Ela também travou uma batalha judicial contra os magistrados da corte e contra a Assembleia Constituinte promovida por Maduro para reformar a Carta Magna. Todos os seus recursos foram indeferidos pela corte.

À petição do chavismo, o alto tribunal avalia levá-la a julgamento, a proibiu de sair do país e congelou suas contas e bens.

O governo assegura que Ortega mentiu ao afirmar que não validou a eleição dos magistrados do TSJ, em 2015, por parte da anterior maioria chavista.

- Escalada do conflitoAs manifestações, que também rejeitam a Constituinte de Maduro por considerá-la uma "fraude" para perpetuá-lo no poder, aconteceram quase todos os dias desde o início de abril, levando, com frequência, a confrontos violentos e a saques.

Entre 1º de abril e 19 de junho de 2017, foram registrados 2.675 protestos, de acordo com o Observatório Venezuelano de Conflitividade Social (OVCS), em um contexto de grave crise econômica.

Na sexta-feira (30), em Barquisimeto (350 km ao oeste de Caracas), homens encapuzados atiraram contra manifestantes que haviam erguido barricadas. O ataque deixou quatro mortos.

Os três meses de protestos também deixaram mais de mil feridos, segundo o Ministério Público, e mais de 3.500 detidos, de acordo com a ONG Foro Penal.

Governo e oposição se acusam mutuamente de causar a violência. Maduro assegura que tudo faz parte de um complô entre "a direita terrorista" e os Estados Unidos para derrubá-lo.

"A Procuradoria também é cúmplice da violência criminosa", denunciou Maduro na sexta à noite.

Na terça-feira (27), ele já havia denunciado uma tentativa de golpe de setores "extremistas da oposição".

O presidente alega que, nesse dia, o policial Óscar Pérez lançou quatro granadas contra o TSJ, de um helicóptero "sequestrado por ele", e atirou contra o Ministério do Interior. O episódio não deixou feridos, e o policial continua foragido.

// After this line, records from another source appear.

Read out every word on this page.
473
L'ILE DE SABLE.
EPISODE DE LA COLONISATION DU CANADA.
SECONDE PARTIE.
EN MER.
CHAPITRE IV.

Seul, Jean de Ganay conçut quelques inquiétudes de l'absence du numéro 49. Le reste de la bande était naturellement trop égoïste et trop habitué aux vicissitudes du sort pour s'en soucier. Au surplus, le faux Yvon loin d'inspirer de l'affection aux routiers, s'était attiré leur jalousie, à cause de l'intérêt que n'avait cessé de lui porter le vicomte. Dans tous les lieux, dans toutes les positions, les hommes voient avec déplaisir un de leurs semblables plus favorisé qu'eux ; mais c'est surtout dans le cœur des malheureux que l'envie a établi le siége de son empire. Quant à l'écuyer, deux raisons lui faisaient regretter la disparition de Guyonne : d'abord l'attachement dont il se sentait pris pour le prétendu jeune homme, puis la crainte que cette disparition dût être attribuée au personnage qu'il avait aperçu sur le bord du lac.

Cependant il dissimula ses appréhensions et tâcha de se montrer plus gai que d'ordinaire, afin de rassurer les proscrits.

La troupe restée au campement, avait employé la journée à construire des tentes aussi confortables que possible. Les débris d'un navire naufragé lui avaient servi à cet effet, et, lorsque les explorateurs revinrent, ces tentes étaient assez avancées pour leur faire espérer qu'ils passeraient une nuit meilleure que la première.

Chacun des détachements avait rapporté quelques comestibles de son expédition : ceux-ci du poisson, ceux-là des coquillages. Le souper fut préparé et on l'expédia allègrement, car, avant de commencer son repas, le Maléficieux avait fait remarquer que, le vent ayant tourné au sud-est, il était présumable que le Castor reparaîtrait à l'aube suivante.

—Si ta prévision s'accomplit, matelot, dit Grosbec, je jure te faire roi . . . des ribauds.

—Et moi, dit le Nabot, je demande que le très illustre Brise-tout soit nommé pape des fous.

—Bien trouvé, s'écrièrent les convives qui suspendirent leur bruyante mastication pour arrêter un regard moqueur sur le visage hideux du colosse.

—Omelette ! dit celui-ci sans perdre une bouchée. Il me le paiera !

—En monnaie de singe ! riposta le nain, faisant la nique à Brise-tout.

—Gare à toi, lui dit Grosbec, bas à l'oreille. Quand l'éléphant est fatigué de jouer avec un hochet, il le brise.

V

O analista Mariano De Alba considera que o conflito vai se intensificar.

"O governo insiste em sua proposta de Constituinte, o que, caso se concretize, contribuirá para a escalada do conflito. Governo e oposição ainda pensam que podem se impor um ao outro", disse à AFP.

- Contra o totalitarismoA coalizão Mesa da Unidade Democrática (MUD) anunciou que, na segunda-feira (3), assinará um acordo com setores do chavismo críticos ao governo para rejeitar a Constituinte.

"Vamos assinar um grande acordo contra a imposição do totalitarismo do regime e para trabalhar para a restituição do marco constitucional", declarou a dirigente María Corina Machado.

Já Gonzalo Gómez, líder da Maré Socialista, importante organização chavista contrária a Maduro, garantiu à AFP que eles ainda não foram contatados.

"Se chegarem a entrar em contato, a gente avalia. Entendemos a necessidade de defender as liberdades democráticas", comentou.

O cientista político Ricardo Sucre também prevê uma escalada da tensão, com a proximidade da votação da Constituinte, em 30 de julho.

"É muito alta a possibilidade de que atos inesperados de violência ocorram", disse à AFP.